Un proprietario di auto sa benissimo cosa si intende per “rottamazione”; mentre un armatore-propritario di una barca non conosce i diritti e/o doveri per avviare il suo natante a “rifiuto”.
Le soluzioni, in questo comparto marittimo, specie lungo le coste mediterranee, sono spesso improvvisate, fuori dalle regole e costose. La prima soluzione che viene in mente è quella di affondare (autoaffondare) la propria barca; oppure può lasciarla in qualche deposito terrestre di vecchi natanti per portarla in discarica, pagando.
Se si tratta di uno yacht può contattare un mediatore per trasferirlo sulle spiagge delle demolizioni dell’India e del Bangladesh. Ancora, il problema si complica se la barca o lo yacht del diportista domenicale è costituita da materiali cosiddetti “pericolosi”. Un vero problema che può essere trasferito dal diportista al cantiere, comprando una barca nuova; però il problema rimane.

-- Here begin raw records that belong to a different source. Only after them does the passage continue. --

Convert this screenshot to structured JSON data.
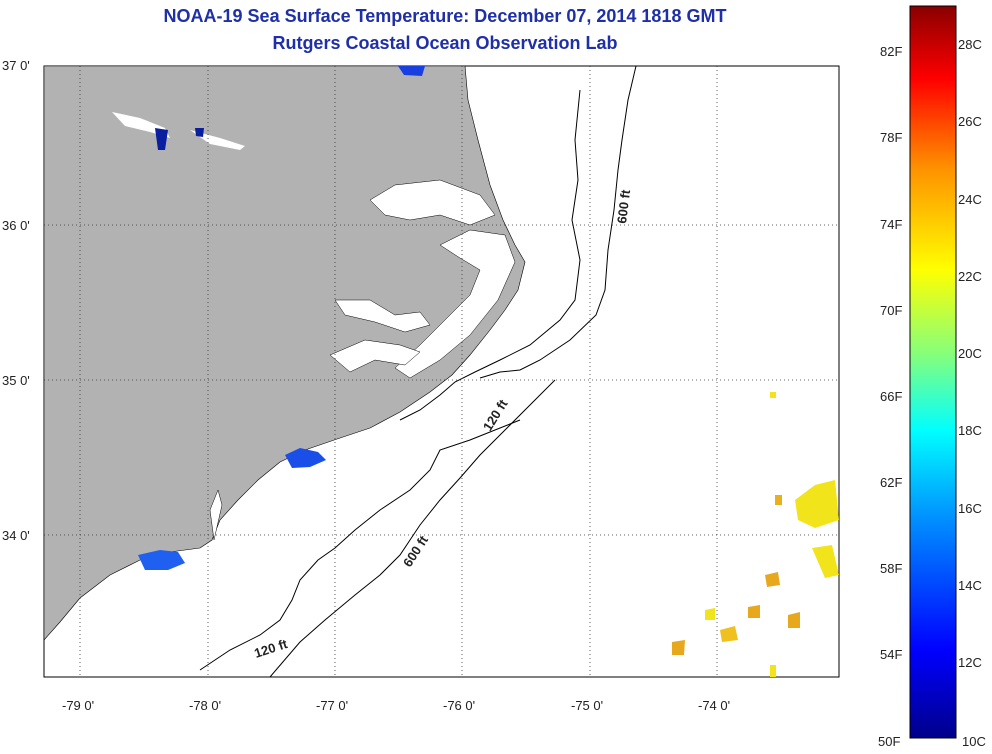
{
  "title": {
    "line1": "NOAA-19 Sea Surface Temperature:  December 07, 2014 1818 GMT",
    "line2": "Rutgers Coastal Ocean Observation Lab"
  },
  "map": {
    "lat_labels": [
      "37 0'",
      "36 0'",
      "35 0'",
      "34 0'"
    ],
    "lon_labels": [
      "-79 0'",
      "-78 0'",
      "-77 0'",
      "-76 0'",
      "-75 0'",
      "-74 0'"
    ],
    "contour_labels": [
      "600 ft",
      "120 ft",
      "600 ft",
      "120 ft"
    ],
    "land_color": "#b2b2b2"
  },
  "colorbar": {
    "fahrenheit": [
      "82F",
      "78F",
      "74F",
      "70F",
      "66F",
      "62F",
      "58F",
      "54F",
      "50F"
    ],
    "celsius": [
      "28C",
      "26C",
      "24C",
      "22C",
      "20C",
      "18C",
      "16C",
      "14C",
      "12C",
      "10C"
    ],
    "colors": [
      "#800000",
      "#ff0000",
      "#ff8000",
      "#ffff00",
      "#80ff80",
      "#00ffff",
      "#0080ff",
      "#0000ff",
      "#000080"
    ]
  }
}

Oggi quando si parla di sviluppo in qualsiasi campo economico, ed in particolare nel settore marittimo industriale, occorre tener presente il paradigma della “sostenibilità” ambientale e le spese per la gestione di “fine attività” dei prodotti, come il caso della barca vecchia.
Prima le barche erano costruite tutte con materiali naturali, compreso i ferri e l’acciaio, senza grande dispendio di energia; oggi, vi sono costi non solo per produrre e distribuire energia necessaria alla catena di costruzione industriale dei natanti, ma esiste anche l’energia da impiegare per la dismissione e distruzione dei prodotti – rifiuti.
Diventa importante la gestione di vita della barca, dalla sua progettazione alla sua demolizione; scelta dei materiali ecocompatibili da parte dei cantieri quando costruiscono una barca e tutta la certificazione da parte di Istituti di Classificazione per controllare in vita la “navigabilità” del natante, che il proprietario non può espletare da sé. Anche se qualche università sta pensando alla barca “indistruttibile”; nel frattempo qualche cantiere fa affari solo demolendo barche.